Para ele, a IA não deve substituir a mão de obra humana em larga escala. Lopez apontou que a tecnologia transforma a maneira como operamos ao analisar cerca de 30 mil tarefas corporativas diferentes, exigindo um aprendizado contínuo.
“Primeiramente, IA pode ser um agente automatizado, mas no fim das contas, humanos programam IA e isso é o maior produto que temos, onde nós precisamos ter humanos no fluxo e em qual parte do processo queremos dar aos agentes autônomos”, defendeu. Para o diretor, a criatividade, a comunicação e o relacionamento continuam exigindo o fator humano.
“Não estou dizendo que IA não pode automatizar tudo. Mas sim que isso é nossa escolha colocar IA em determinados processos, e mesmo assim manter humanos no fluxo por muitas razões.”
Pelo lado mercadológico, Lopez ressaltou que a IA está gerando impactos altamente positivos ao empoderar ONGs e startups na preservação da biodiversidade, línguas e heranças culturais, por exemplo. Um dos projetos mais emblemáticos em estudo na Europa é a construção de “digital twins” (gêmeos digitais) em 3D de monumentos históricos iconográficos — como a Basílica de São Pedro, em Roma, e a Catedral de Notre-Dame, em Paris.
A iniciativa utiliza mais de 400 mil imagens para erguer modelos tridimensionais detalhados, permitindo uma compreensão sem precedentes sobre a arquitetura e a história da arte dos prédios históricos.

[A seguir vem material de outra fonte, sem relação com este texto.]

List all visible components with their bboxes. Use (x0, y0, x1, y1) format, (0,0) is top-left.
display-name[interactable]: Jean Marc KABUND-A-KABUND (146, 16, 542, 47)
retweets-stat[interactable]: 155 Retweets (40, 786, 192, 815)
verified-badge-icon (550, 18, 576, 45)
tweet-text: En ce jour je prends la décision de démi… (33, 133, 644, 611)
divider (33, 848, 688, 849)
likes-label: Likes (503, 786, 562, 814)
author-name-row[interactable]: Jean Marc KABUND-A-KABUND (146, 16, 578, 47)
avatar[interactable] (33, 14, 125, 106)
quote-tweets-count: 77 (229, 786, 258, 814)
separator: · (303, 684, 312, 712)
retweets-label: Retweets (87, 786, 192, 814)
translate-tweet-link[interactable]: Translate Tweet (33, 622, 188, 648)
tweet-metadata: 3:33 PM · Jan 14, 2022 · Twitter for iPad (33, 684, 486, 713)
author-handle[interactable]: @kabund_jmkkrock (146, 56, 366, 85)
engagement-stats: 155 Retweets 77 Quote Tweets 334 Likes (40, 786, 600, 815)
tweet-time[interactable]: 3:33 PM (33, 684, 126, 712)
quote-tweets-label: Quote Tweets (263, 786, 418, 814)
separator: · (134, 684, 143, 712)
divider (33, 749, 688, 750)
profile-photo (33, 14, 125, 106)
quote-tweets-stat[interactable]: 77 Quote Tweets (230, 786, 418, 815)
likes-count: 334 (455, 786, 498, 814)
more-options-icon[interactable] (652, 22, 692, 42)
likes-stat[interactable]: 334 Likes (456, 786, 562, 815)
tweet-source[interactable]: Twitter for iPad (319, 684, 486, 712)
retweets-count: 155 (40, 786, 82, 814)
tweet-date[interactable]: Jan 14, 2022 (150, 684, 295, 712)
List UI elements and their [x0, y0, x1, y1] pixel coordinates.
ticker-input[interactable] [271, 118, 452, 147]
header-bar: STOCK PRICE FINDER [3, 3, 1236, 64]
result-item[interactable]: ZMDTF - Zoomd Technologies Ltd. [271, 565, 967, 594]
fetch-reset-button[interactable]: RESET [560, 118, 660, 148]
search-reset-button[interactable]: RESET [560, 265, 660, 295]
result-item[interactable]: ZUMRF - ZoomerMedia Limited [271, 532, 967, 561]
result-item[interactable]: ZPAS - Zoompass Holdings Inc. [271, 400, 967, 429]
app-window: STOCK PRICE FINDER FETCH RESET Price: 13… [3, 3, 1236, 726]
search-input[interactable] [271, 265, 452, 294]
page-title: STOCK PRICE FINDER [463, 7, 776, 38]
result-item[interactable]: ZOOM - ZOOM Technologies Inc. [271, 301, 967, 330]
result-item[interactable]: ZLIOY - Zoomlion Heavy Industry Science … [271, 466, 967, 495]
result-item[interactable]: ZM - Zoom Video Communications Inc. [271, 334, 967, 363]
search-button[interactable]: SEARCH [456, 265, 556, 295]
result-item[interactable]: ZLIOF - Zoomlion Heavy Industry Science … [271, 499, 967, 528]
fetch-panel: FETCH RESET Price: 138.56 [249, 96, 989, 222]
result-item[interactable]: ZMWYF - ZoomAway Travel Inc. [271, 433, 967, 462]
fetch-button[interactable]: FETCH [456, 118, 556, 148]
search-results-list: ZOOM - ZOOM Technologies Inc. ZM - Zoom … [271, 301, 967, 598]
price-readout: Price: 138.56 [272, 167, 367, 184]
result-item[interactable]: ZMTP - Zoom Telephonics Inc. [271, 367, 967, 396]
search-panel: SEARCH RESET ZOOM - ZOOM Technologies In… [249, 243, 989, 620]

Beauty Tech e AI unem forças
A transformação digital também redesenhou o ramo da beleza com anúncios de peso econômico. Durante o VivaTech, o Grupo L’Oréal e a OpenAI anunciaram uma colaboração inédita voltada ao mercado de beleza — incluindo recursos de provador virtual da Maybelline integrado ao ChatGPT — e impulsionar áreas internas que vão do marketing à ciência.
Utilizando o modelo GPT-Rosalind, a empresa passou a mapear o microbioma da pele em escala inédita para acelerar o desenvolvimento de produtos para a La Roche-Posay.
Asmita Dubey, Chief Digital e Marketing Officer da L’Oréal, reforçou a meta ambiciosa por trás da parceria. “Na L’Oréal, acreditamos que podemos ser mais exigentes com a IA para aumentar nossos consumidores de beleza, nossas áreas como Marketing e Pesquisa, e nossos funcionários. Nossa colaboração com a OpenAI apoia estruturalmente essa ambição de trazer novas soluções dentro da vertical de beleza.”
A tradicional francesa de beleza mantém os olhos na chamada “Silver Economy”, voltada ao público idoso – e cada vez mais idoso. Para Barbara Lavernos, Deputy CEO da L’Oréal Groupe, o impacto dessa economia redefine o consumo voltado para o envelhecimento populacional.
“A Silver Economy para mim é sobre o novo paradigma na longevidade. As pessoas estão vivendo mais, a expectativa de vida está se expandindo desde os anos 50 em mais de uma década”, destacou ela.
“O problema é que as pessoas estão vivendo mais, mas não mais saudáveis. Então esse novo paradigma da mudança da longevidade é muito importante quando o assunto é beleza. E por quê? Porque a nossa pele é o maior órgão do ser humano. É também o único órgão que está dialogando com todos os outros órgãos no seu corpo, significando que saúde e longevidade estão fortemente ligados à sua saúde capilar e saúde da pele.”
Para sustentar uma guinada tecnológica do setor, o Grupo L’Oréal continua investindo cifras altas: foram 1,3 bilhão de euros aportados diretamente na divisão de Pesquisa e Inovação, acompanhados de investimentos em Tecnologia e Inteligência Artificial que alcançaram a cifra de 1,5 bilhão de euros em 2025, segundo Lavernos.